I thought about the dusty moldy areas of my life where God has tried to prune.  Areas that are bearing no fruit that I am clinging to like an emotional pre-teen.  I spend my quiet time today trying to recognize the areas that ARE bearing fruit, and are also being pruned so that they will be EVEN MORE FRUITFUL.  And God whispers to me in the quiet to seek Him more so that I will learn to recognize the difference. 

As I thought about the spring cleaning that I had done in my son's room, I thought about how I also needed to let God do some spring cleaning of my soul.  In order to have a beautiful garden in my heart and mind, the weeds need to be pulled, the dust cleared away, and some things need to be rearranged, priorities shifted.
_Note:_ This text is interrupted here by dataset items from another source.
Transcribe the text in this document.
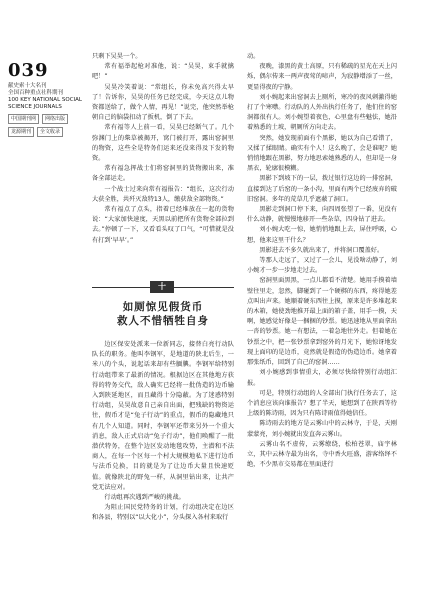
039
献史索十大名刊
全国百种重点社科期刊
100 KEY NATIONAL SOCIAL
SCIENCE JOURNALS
中国期刊网	网络出版
龙源期刊	全文收录

只剩下吴昊一个。

常有福举起枪对准他，说：“吴昊，束手就擒吧！”

吴昊冷笑着说：“常组长，你未免高兴得太早了！告诉你，吴昊的任务已经完成，今天这点儿物资都送给了，做个人情，再见！”说完，他突然举枪朝自己的脑袋扣动了扳机，倒了下去。

常有福等人上前一看，吴昊已经断气了。几个弥渊门上的柴草被揭开，窝门被打开，露出窑洞里的物资，这些全是特务们运来还没来得及下发的物资。

常有福急挥战士们将窑洞里的货物搬出来，准备全部运走。

一个战士过来向常有福报告：“组长，这次行动大获全胜，共歼灭敌特13人，缴获敌全部物资。”

常有福点了点头，指着已经堆放在一起的货物说：“大家加快速度，天黑以前把所有货物全部拉到去。”停顿了一下，又看看头叹了口气，“可惜就是没有打到‘早早’。”

十
如厕惊见假货币
救人不惜牺牲自身

边区保安处派来一位新同志，接替白亮行动队队长的职务。他叫李钢军，是地道的陕北后生，一米八的个头，说起话来却有些腼腆。李钢军给特别行动组带来了最新的情况。根据边区在其他地方获得的特务交代，敌人确实已经将一批伪造的边币输入到陕延地区，而且藏得十分隐蔽。为了迷惑特别行动组，吴昊故意自己亲自出面，把残缺的物资运往，假币才是“兔子行动”的重点，假币的隐藏地只有几个人知道。同时，李钢军还带来另外一个重大消息，敌人正式启动“兔子行动”，他们唤醒了一批潜伏特务，在整个边区发动地毯攻势，主潜和不法商人，在每一个区每一个村大规模地私下进行边币与法币兑换，目的就是为了让边币大量且快速贬值。就像陕北的野兔一样，从洞里钻出来，让共产党无法应对。

行动组再次遇到严峻的挑战。

为阻止国民党特务的计划，行动组决定在边区和各县，特别以“以大化小”，分头探入各村来取行

动。

夜晚，漆黑的黄土高原，只有稀疏的星光在天上闪烁，偶尔传来一两声夜莺的啼声，为寂静增添了一丝，更显得夜的宁静。

刘小婉起来出窑洞去上厕所，寒冷的夜风刺激得她打了个寒噤。行动队的人外出执行任务了，他们住的窑洞都很有人。刘小婉望着夜色，心里盘有些魅怯，她沿着熟悉的土坡，朝厕所方向走去。

突然，她发现前面有个黑影，她以为自己看错了，又揉了揉眼睛。确实有个人！这么晚了，会是谁呢？她悄悄地跟在黑影，努力地思索她熟悉的人，但却是一身黑衣，轮廓很模糊。

黑影下到坡下的一层，拨过银行这边的一排窑洞，直接到达了后窑的一条小沟，里面有两个已经废弃的破旧窑洞。多年的荒草几乎遮蔽了洞口。

黑影走到洞口停下来，向四周张望了一番，见没有什么动静，就慢慢地移开一些杂草，四身钻了进去。

刘小婉大吃一惊，她悄悄地跟上去，屏住呼吸，心想，他来这里干什么？

黑影进去不多久就出来了，并将洞口覆盖好。

等那人走远了，又过了一会儿，见没啥动静了，刘小婉才一步一步地走过去。

窑洞里面黑黑，一点儿都看不清楚。她用手摸着墙壁往里走，忽然，脚碰到了一个硬梆的东西，疼得她差点叫出声来。她顺着硬东西往上摸，原来是许多堆起来的木箱，她使劲地推开最上面的箱子盖，用手一摸，天啊，她感觉好像是一捆捆的钞票。她迅速地从里面拿出一沓的钞票。她一有想法，一着急地往外走。但着她在钞票之中，把一张钞票拿到窑外的月光下，她惊讶地发现上面印的是边币，竟然就是假造的伪造边币。她拿着那张纸币，回到了自己的窑洞……

刘小婉感到事情重大，必须尽快给特别行动组汇报。

可是，特别行动组的人全部出门执行任务去了，这个消息应该向谁报告？想了半天，她想到了在陕西等待上级的陈诗雨，因为只有陈诗雨值得她信任。

陈诗雨去的地方是云雾山中的云林寺，于是，天刚蒙蒙亮，刘小婉就出发直奔云雾山。

云雾山名不虚传，云雾缭绕，松柏苍翠，庙宇林立，其中云林寺最为出名，寺中香火旺盛，游客络绎不绝，不少黑市交易都在里面进行
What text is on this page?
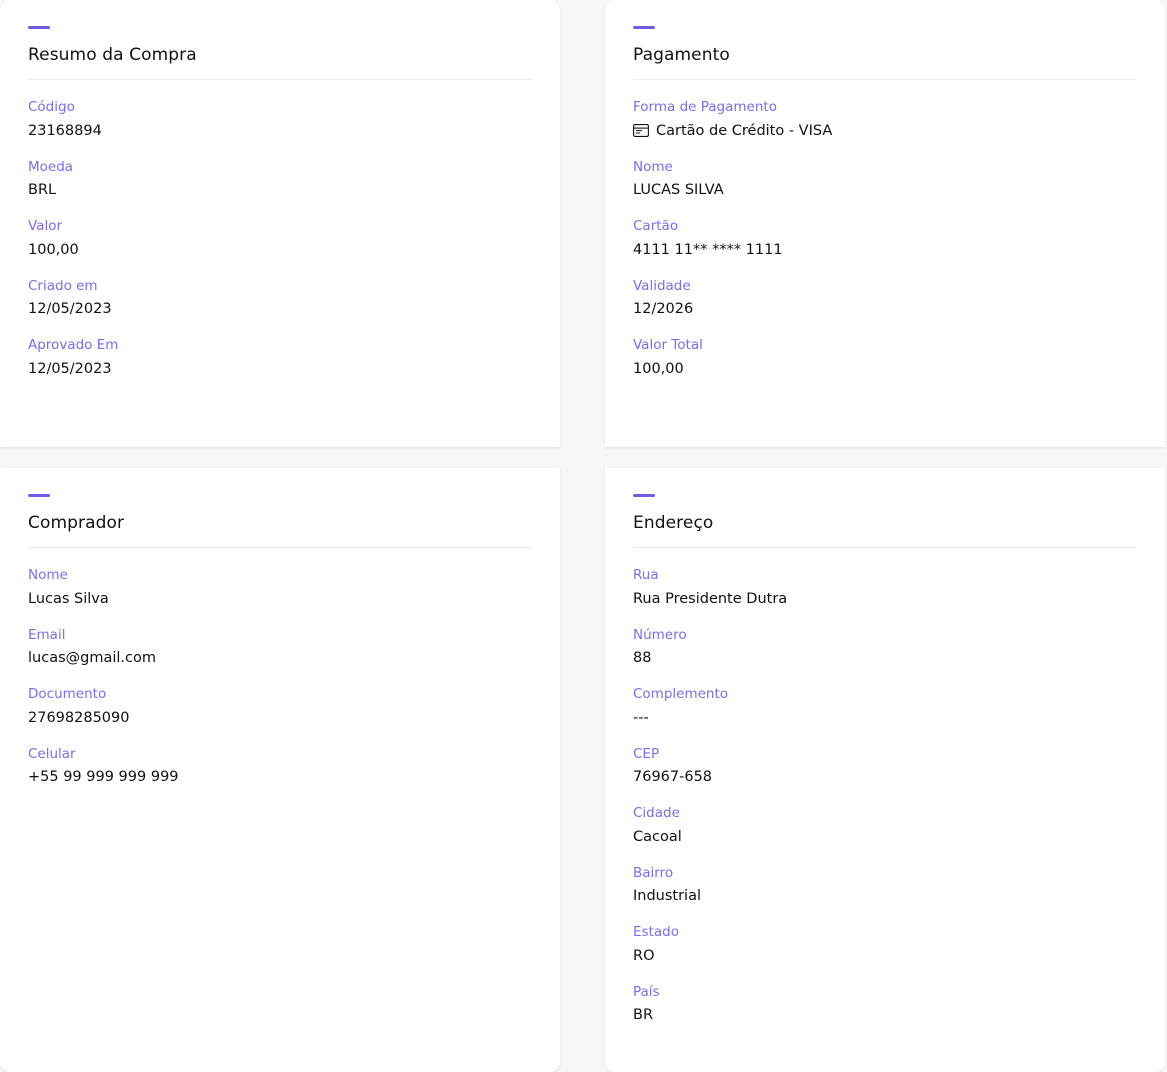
Resumo da Compra
Código
23168894
Moeda
BRL
Valor
100,00
Criado em
12/05/2023
Aprovado Em
12/05/2023
Pagamento
Forma de Pagamento
Cartão de Crédito - VISA
Nome
LUCAS SILVA
Cartão
4111 11** **** 1111
Validade
12/2026
Valor Total
100,00
Comprador
Nome
Lucas Silva
Email
lucas@gmail.com
Documento
27698285090
Celular
+55 99 999 999 999
Endereço
Rua
Rua Presidente Dutra
Número
88
Complemento
---
CEP
76967-658
Cidade
Cacoal
Bairro
Industrial
Estado
RO
País
BR
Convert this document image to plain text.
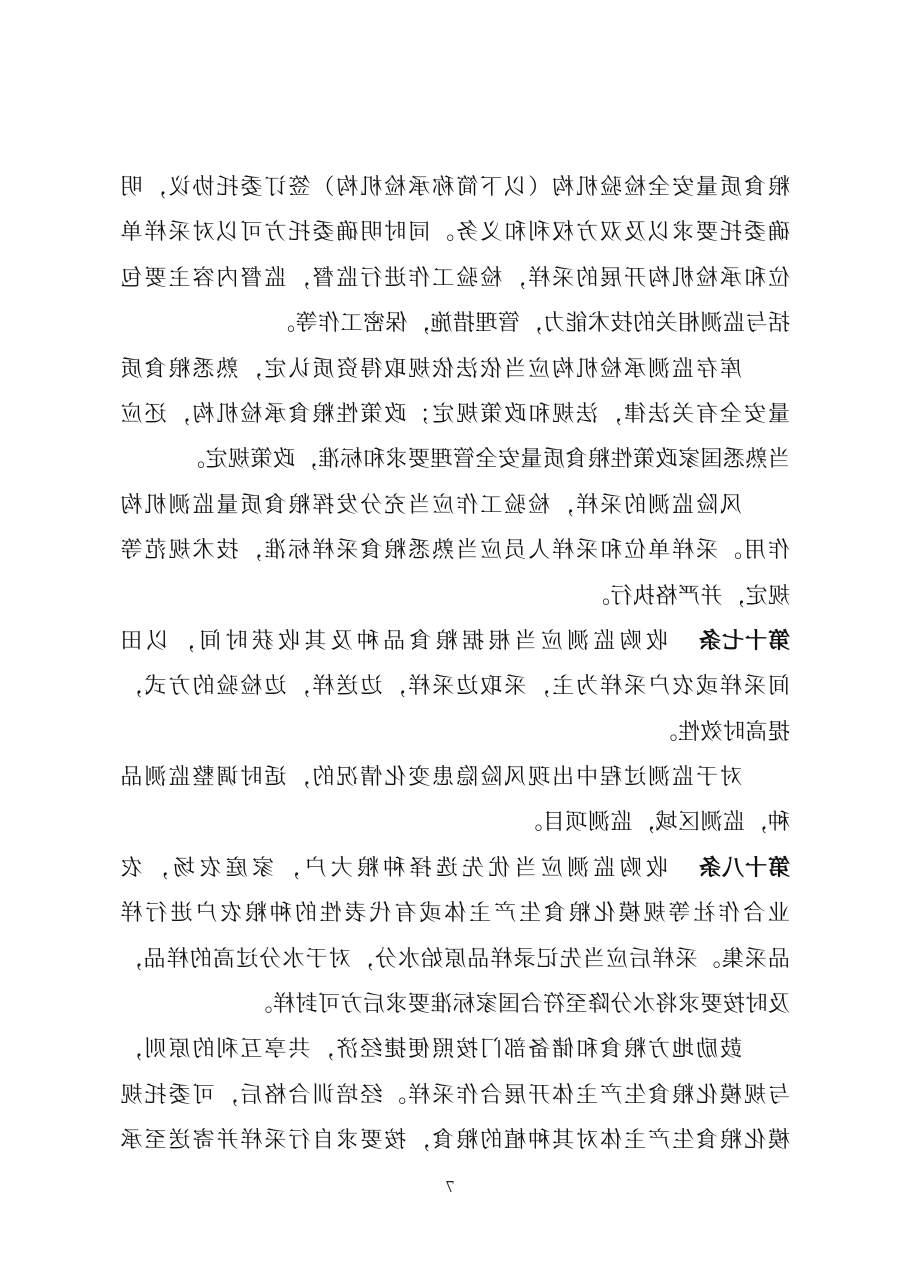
粮食质量安全检验机构（以下简称承检机构）签订委托协议，明
确委托要求以及双方权利和义务。同时明确委托方可以对采样单
位和承检机构开展的采样，检验工作进行监督，监督内容主要包
括与监测相关的技术能力，管理措施，保密工作等。
库存监测承检机构应当依法依规取得资质认定，熟悉粮食质
量安全有关法律，法规和政策规定；政策性粮食承检机构，还应
当熟悉国家政策性粮食质量安全管理要求和标准，政策规定。
风险监测的采样，检验工作应当充分发挥粮食质量监测机构
作用。采样单位和采样人员应当熟悉粮食采样标准，技术规范等
规定，并严格执行。
第十七条
收购监测应当根据粮食品种及其收获时间，以田
间采样或农户采样为主，采取边采样，边送样，边检验的方式，
提高时效性。
对于监测过程中出现风险隐患变化情况的，适时调整监测品
种，监测区域，监测项目。
第十八条
收购监测应当优先选择种粮大户，家庭农场，农
业合作社等规模化粮食生产主体或有代表性的种粮农户进行样
品采集。采样后应当先记录样品原始水分，对于水分过高的样品，
及时按要求将水分降至符合国家标准要求后方可封样。
鼓励地方粮食和储备部门按照便捷经济，共享互利的原则，
与规模化粮食生产主体开展合作采样。经培训合格后，可委托规
模化粮食生产主体对其种植的粮食，按要求自行采样并寄送至承
7
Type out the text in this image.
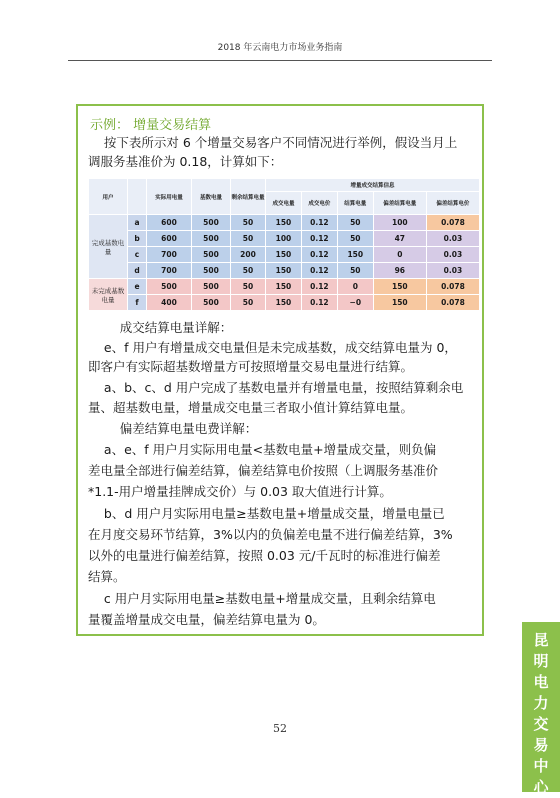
2018 年云南电力市场业务指南
示例： 增量交易结算

按下表所示对 6 个增量交易客户不同情况进行举例，假设当月上

调服务基准价为 0.18，计算如下：

用户		实际用电量	基数电量	剩余结算电量	增量成交结算信息				
					成交电量	成交电价	结算电量	偏差结算电量	偏差结算电价
完成基数电量	a	600	500	50	150	0.12	50	100	0.078
	b	600	500	50	100	0.12	50	47	0.03
	c	700	500	200	150	0.12	150	0	0.03
	d	700	500	50	150	0.12	50	96	0.03
未完成基数电量	e	500	500	50	150	0.12	0	150	0.078
	f	400	500	50	150	0.12	−0	150	0.078

成交结算电量详解：

e、f 用户有增量成交电量但是未完成基数，成交结算电量为 0，

即客户有实际超基数增量方可按照增量交易电量进行结算。

a、b、c、d 用户完成了基数电量并有增量电量，按照结算剩余电

量、超基数电量，增量成交电量三者取小值计算结算电量。

偏差结算电量电费详解：

a、e、f 用户月实际用电量<基数电量+增量成交量，则负偏

差电量全部进行偏差结算，偏差结算电价按照（上调服务基准价

*1.1-用户增量挂牌成交价）与 0.03 取大值进行计算。

b、d 用户月实际用电量≥基数电量+增量成交量，增量电量已

在月度交易环节结算，3%以内的负偏差电量不进行偏差结算，3%

以外的电量进行偏差结算，按照 0.03 元/千瓦时的标准进行偏差

结算。

c 用户月实际用电量≥基数电量+增量成交量，且剩余结算电

量覆盖增量成交电量，偏差结算电量为 0。

52
昆
明
电
力
交
易
中
心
Therefore, putting away lying, "let each one of you speak truth with his neighbor,"  for we are members of one another.  "Be angry, and do not sin":  do not let the sun go down on your wrath, nor give place to the devil.  Let him who stole steal no longer, but rather let him labor, working with hands what is good, that he may have something to give him who has need.  Let no corrupt word proceed out of your mouth, but what is good for necessary edification, that it may impart grace to the hearers.  And do not grieve the Holy Spirit of God, by whom you were sealed for the day of redemption.  Let all bitterness, wrath, anger, clamo, and evil speaking be put away from you, with all malice.  And be kind to one another, tenderhearted, forgiving one another, even as God in Christ forgave you.  (Ephesians 4: 25-32)
Here are some ways that I can do a little spring cleaning of my soul:
  1. Speak truth to my husband.  When he asks how I am feeling or if anything is wrong...  tell him the truth.
  2. Realize that it is ok to be angry.  But also realize that there is a difference between righteous anger and pouting when I don't get my way.  And if I don't get my way, let that anger go and don't go to bed angry at my husband or children (or whoever).
  3. Quit stealing.  Stealing the time and resources that God has given me, wasted away on things that are not important, focus more on things that are important to Him, using my resources wisely so that I can give to others in need.
  4. Let no corrupt words come out of my mouth...  which begins with what comes into my mind from TV, radio, etc.  Realize that my words are important and they make a diference. 
  5. Bury bitterness.  Bitterness and unforgiveness over life situations in which I had no control. 
Father God, I ask you to come into my life and prune.  Even though it may hurt.  Even though I may not understand why.  Even though I may throw a fit and try to reclaim the things that are dusty and moldy and causing me unseen harm.  Even though I may exclaim with my attitude that you are ruining my life...  Lord, I ask you to prune.  To snip away the bitterness, to chop away the unforgiveness.  To bring to mind the areas of my life that steal away precious time with my family and with you.  I pray that you reach into the depths of my soul and clean out the evil words and put in me a desire to keep clean the wellspring of life.  I thank you Father that you love me enough to prune away the dirty, the dust, the unhealthy, the unneeded and that you will not leave me alone and freshly exposed...  that you will guide me and lead me.  Lord accept the anxiety of my heart as a child afraid of the unknown and make known to me your presence so that the harvest of the fruit will be your glory.

1 comments:

Unknown said...

Lovely post. I love how you look at situations and really see true meaning behind little things. This has opened my eyes to some pruning that I need to do in my own life.